Several GCC/UAW workers cleaning up after lunch in the Rathskeller agreed to speak on the condition of anonymity. “As far as I’m concerned the union doesn’t do a whole lot,” said one employee of 15 years. Among her objections was the fact that local 2191 also represents Children’s Services in Lorain.

“We need to hire more people,” she continued. “You would think the union could get some more people in.”

She was not alone in this thought. Maintenance employee Junior Porter said, “They need to hire more maintenance [workers].”

The UAW, which came to Oberlin in 1994, negotiates a four-year contract with the school. Food service employees such as Henry Schmitz found some problems with the contract.

“You should start out part-time,” he said, “[and] they should count that toward full-time.”

However, Schmitz gives the union a positive review overall. “I think they represent us well,” he said.

Another food service worker who preferred not to give her name did not agree. “The [union president] never wants to talk to anyone,” she said, “Every time our rep calls him he’s in a meeting or doesn’t call back. Nothing gets resolved.”

She objected to the nine-month contract that leaves most workers unable to get a job at Stevenson during the summer, saying: “There is no work, really no work, during the summer.”

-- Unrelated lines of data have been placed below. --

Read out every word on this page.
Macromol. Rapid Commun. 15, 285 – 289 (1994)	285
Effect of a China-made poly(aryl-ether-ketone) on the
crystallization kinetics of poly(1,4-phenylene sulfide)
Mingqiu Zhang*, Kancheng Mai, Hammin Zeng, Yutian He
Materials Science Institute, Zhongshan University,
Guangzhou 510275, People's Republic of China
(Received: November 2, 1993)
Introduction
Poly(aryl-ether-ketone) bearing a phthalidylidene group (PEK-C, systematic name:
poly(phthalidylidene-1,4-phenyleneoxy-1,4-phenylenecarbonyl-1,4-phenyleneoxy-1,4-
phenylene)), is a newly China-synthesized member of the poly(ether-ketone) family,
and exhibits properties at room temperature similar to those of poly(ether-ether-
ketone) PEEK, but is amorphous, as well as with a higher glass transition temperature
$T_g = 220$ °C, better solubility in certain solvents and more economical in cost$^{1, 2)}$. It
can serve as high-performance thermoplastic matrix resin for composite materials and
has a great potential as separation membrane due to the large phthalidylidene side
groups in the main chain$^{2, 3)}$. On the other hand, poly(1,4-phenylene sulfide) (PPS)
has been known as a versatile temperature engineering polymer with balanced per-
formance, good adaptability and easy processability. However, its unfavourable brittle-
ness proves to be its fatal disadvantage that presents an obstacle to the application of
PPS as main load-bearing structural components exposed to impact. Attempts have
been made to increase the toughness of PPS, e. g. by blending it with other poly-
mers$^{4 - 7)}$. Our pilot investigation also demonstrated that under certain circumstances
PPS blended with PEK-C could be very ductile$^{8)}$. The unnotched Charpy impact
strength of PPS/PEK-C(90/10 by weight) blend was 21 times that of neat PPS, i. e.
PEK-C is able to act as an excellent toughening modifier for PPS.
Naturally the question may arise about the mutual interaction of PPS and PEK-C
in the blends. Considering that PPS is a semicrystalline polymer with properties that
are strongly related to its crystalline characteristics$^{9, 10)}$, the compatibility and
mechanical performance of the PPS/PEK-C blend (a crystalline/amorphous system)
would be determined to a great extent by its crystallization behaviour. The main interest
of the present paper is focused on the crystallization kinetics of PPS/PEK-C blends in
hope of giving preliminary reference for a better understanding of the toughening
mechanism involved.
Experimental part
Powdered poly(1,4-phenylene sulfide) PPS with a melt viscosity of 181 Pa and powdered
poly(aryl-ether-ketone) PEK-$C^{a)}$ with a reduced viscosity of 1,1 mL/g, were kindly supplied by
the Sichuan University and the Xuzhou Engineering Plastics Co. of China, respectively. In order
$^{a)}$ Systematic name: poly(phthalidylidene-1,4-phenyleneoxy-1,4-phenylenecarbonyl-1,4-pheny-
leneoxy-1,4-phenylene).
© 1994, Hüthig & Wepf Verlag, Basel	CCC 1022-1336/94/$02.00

Some employees’ dissatisfaction may be coming from the simple fact that the unions currently classify, rather than unite, the school’s workers. Gill Kudrin, teacher of the US Labor History ExCo and longtime Teamsters organizer, offered the analysis that creating “multiple unions,” with white-collar workers belonging to one union and blue-collar workers to another, “can create its own set of problems, particularly due to the fact that there is still this issue of division of labor in the US.”

Whatever the cause, communication seems to be a recurring problem. Small’s frustrations in acting as spokesman for his fellow security guards proves, despite Manager of Employee Relations Mary Blavos’ statement, that “the elected leaders represent the collective membership.”

From Blavos’ management point of view, the most frequent problem in union-administration relations is that OCOPE’s rules about seniority hiring can get in the way of the school hiring the best candidate. While an outside applicant might meet the posted requirements of a position, explained Blavos, OCOPE’s contract states that internal candidates who meet the same requirements must be hired for that position.

Blavos also sees the union potentially getting in the way of the agency of the individual, going so far as to say, “It takes away individual ability to determine rules and regulations of the workplace.”

No one knows more about individual voice than Small. He has to work according to the College’s stipulations.

“We’re the ones out there in the field doing what they say to do,” said Small. “It sometimes works and sometimes doesn’t work.”